October 15, 2024 7:37 AM   Subscribe

Two short speculative stories in which characters deal with medical gatekeeping. “This Week in Clinical Dance: Urgent Care at the Hastings Center” by Lauren Ring (published June 2024): "Brigitte Cole presents with lower abdominal pain, nausea, and a long-sleeved black leotard." Bitter satire that "draws upon my own experiences as a disabled woman navigating the US healthcare system." "It’s in the Blood" by Susan Kaye Quinn (published July 2024): "Full disclosure. More than you’d get in a clinical trial, which this was, only the illegal kind." A rebel activist struggles with disability and with the promise she's created.

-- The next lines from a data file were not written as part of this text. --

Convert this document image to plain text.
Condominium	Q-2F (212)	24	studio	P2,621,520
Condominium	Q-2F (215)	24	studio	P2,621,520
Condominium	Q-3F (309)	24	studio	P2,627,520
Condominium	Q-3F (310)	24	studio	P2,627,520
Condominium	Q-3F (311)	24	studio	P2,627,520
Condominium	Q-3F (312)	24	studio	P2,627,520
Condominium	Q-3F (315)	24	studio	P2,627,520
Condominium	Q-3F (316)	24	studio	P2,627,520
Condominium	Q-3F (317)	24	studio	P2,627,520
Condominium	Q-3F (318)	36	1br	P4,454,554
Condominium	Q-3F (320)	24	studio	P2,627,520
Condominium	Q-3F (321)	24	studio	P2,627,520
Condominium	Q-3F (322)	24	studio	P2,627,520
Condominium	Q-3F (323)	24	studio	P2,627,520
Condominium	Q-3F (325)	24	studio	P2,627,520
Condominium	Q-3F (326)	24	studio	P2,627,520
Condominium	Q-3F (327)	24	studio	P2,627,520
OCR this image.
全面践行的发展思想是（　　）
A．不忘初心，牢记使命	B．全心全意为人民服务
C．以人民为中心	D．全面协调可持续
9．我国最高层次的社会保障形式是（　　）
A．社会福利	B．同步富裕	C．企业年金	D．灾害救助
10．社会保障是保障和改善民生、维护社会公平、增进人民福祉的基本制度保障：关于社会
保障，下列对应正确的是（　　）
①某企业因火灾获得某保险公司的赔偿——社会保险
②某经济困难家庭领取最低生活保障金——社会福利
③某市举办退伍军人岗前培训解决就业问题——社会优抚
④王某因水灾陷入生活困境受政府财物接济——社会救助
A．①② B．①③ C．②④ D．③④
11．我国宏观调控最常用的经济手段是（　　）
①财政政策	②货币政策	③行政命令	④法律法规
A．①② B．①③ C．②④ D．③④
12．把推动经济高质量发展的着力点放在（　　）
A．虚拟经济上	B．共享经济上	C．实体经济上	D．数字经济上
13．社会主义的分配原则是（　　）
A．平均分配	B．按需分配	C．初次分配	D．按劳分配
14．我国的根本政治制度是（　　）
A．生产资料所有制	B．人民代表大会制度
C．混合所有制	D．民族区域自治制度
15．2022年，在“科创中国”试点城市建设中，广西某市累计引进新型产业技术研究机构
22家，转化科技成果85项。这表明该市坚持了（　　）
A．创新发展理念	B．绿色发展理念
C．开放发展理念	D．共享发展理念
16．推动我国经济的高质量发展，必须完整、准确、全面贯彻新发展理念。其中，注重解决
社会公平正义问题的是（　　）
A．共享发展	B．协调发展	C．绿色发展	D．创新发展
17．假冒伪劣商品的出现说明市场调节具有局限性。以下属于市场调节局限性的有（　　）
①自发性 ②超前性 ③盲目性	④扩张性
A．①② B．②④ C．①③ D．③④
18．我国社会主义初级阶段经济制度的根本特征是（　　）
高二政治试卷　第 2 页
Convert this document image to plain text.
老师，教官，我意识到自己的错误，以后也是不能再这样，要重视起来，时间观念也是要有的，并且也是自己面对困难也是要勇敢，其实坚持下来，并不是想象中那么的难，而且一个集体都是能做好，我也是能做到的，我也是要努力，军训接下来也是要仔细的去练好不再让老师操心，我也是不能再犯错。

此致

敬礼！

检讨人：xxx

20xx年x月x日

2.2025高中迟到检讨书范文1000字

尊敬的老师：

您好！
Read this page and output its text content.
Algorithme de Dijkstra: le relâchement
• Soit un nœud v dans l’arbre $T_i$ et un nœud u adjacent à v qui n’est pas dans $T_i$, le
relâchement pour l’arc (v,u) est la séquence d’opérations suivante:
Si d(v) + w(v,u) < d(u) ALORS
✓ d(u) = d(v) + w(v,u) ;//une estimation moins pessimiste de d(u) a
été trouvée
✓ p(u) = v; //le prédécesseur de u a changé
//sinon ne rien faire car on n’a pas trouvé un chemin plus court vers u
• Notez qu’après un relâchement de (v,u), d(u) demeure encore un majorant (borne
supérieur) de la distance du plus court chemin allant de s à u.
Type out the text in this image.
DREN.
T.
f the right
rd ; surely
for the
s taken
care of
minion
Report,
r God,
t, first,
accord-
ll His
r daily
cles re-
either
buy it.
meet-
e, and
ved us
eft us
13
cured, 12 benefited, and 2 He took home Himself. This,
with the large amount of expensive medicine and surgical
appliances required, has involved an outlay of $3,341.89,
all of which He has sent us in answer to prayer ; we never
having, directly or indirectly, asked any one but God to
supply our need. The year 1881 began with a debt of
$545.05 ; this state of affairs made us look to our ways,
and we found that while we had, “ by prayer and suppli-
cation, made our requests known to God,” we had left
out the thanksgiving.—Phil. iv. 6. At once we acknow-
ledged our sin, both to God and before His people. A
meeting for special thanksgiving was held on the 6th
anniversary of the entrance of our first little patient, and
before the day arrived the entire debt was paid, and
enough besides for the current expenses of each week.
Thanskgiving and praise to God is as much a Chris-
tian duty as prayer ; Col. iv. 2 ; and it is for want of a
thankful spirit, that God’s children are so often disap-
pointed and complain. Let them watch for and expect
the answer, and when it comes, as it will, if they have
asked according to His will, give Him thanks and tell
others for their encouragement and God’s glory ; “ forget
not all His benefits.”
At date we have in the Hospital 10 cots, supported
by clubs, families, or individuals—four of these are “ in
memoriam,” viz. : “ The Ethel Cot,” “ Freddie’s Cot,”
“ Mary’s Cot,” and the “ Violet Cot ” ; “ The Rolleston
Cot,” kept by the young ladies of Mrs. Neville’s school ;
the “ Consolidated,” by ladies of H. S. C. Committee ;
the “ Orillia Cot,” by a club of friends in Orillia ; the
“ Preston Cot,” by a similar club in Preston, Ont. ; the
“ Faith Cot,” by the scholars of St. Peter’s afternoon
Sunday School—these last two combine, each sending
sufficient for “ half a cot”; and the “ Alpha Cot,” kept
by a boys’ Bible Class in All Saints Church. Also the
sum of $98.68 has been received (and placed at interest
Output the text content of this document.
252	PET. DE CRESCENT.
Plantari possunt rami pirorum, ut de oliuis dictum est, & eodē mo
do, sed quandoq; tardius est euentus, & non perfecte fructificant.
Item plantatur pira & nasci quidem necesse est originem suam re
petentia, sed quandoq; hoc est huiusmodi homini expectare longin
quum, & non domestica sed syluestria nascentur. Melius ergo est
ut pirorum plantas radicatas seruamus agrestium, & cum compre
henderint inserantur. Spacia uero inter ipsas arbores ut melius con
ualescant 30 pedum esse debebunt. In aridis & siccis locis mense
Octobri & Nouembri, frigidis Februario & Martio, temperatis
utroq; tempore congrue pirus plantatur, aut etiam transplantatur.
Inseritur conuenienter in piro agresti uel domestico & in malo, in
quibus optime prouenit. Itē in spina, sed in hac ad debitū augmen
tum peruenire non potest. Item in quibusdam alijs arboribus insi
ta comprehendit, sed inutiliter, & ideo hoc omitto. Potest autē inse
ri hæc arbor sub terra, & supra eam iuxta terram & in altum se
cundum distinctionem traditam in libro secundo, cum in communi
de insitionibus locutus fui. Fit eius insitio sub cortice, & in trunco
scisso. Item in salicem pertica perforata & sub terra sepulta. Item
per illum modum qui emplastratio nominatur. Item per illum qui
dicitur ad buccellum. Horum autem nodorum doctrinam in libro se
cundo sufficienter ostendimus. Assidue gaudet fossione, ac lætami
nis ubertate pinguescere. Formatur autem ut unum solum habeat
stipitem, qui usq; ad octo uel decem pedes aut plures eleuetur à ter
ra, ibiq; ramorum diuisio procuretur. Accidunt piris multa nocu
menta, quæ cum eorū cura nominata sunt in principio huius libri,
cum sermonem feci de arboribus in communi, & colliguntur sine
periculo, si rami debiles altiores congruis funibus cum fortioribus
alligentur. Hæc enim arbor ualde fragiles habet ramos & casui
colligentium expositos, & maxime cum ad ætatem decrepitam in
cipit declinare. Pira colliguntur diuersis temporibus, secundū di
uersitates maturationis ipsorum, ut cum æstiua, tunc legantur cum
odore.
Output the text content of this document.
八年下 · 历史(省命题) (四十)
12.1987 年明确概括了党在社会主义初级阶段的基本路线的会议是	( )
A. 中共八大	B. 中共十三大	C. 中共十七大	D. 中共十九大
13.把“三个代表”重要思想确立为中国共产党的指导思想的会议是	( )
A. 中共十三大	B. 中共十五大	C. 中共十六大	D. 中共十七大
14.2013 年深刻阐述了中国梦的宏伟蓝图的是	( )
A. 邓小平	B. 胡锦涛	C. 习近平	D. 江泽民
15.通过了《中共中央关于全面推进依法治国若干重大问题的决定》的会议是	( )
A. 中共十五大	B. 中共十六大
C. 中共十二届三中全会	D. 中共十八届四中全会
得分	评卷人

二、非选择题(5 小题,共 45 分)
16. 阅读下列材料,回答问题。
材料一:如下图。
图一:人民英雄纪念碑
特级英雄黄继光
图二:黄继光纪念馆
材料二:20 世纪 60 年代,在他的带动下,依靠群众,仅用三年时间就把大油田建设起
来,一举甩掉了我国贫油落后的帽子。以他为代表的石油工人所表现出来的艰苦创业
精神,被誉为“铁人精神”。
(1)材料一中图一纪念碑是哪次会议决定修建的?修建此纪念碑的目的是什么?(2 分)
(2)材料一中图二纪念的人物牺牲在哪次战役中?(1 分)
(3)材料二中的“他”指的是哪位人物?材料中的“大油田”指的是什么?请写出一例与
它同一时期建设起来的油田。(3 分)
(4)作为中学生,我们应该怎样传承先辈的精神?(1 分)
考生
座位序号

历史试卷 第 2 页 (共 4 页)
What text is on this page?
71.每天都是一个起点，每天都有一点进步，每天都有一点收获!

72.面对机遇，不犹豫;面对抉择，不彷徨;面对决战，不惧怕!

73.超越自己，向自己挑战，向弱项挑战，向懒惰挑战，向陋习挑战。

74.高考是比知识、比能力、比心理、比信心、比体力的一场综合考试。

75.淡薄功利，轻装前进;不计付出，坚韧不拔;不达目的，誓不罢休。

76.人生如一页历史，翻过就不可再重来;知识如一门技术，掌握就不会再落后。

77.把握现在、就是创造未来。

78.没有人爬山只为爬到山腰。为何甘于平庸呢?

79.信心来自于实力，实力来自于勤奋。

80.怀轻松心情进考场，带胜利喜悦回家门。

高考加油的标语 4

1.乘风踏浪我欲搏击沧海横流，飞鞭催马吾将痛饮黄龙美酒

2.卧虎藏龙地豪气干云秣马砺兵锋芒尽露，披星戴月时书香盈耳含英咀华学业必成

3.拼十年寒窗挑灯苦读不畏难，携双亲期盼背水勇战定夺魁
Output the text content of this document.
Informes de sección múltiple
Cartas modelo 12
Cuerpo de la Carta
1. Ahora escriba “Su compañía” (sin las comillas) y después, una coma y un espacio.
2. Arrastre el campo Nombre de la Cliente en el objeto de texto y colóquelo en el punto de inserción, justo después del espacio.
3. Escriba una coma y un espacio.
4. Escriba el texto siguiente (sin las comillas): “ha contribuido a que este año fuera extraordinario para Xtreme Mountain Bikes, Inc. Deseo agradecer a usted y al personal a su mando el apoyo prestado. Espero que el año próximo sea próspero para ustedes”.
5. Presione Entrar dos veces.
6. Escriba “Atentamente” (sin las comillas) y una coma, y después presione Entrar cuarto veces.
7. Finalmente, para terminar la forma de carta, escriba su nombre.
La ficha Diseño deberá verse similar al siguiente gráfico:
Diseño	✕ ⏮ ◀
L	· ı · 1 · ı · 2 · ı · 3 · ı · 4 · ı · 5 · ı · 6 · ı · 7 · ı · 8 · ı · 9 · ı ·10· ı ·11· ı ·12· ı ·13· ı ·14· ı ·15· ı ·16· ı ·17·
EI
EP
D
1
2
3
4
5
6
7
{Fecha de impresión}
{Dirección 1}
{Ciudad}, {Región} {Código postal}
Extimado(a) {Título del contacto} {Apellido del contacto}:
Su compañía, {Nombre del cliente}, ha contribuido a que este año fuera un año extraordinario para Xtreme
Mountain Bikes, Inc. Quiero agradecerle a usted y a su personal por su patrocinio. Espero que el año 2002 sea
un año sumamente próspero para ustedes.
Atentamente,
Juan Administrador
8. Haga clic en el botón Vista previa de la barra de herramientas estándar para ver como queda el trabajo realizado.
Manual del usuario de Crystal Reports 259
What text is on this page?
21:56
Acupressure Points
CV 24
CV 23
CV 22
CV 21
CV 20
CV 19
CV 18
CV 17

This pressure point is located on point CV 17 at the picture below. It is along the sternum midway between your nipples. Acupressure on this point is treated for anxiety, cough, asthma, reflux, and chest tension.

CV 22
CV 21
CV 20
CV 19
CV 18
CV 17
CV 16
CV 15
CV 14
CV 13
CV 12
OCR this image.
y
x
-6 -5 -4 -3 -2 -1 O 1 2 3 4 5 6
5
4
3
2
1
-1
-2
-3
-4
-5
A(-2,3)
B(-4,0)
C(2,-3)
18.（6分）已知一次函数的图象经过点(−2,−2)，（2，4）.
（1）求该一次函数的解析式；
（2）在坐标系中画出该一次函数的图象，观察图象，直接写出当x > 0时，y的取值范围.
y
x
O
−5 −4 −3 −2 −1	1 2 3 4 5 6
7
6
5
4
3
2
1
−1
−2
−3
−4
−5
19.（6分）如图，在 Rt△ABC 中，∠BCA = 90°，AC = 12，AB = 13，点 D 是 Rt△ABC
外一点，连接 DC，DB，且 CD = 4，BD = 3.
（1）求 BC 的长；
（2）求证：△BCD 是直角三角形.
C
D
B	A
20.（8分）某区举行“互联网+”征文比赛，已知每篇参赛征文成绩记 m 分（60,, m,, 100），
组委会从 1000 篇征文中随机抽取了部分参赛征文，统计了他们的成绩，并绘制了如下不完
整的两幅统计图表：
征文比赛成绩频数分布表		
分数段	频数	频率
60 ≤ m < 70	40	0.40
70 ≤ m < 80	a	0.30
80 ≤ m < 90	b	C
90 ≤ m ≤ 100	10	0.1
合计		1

posted by brainwane (2 comments total) 7 users marked this as a favorite
 
i'm experiencing these hardships. i will read, though it will be difficult to see my misery amplified and reflected. thanks for posting.
posted by lapolla at 12:56 PM on October 15 [1 favorite]


I remember being in the ER, doubled over in agony from what would turn out to be perforated diverticulitis, and having the staff there sigh and roll their eyes and shunt me aside and ignore me for a couple of hours until they apparently decided I was -not- just faking it for drugs, pulled my head out of the toilet, and actually got me into some semblance of care. Apparently, if you're not actually spraying blood everywhere, you're probably just being dramatic.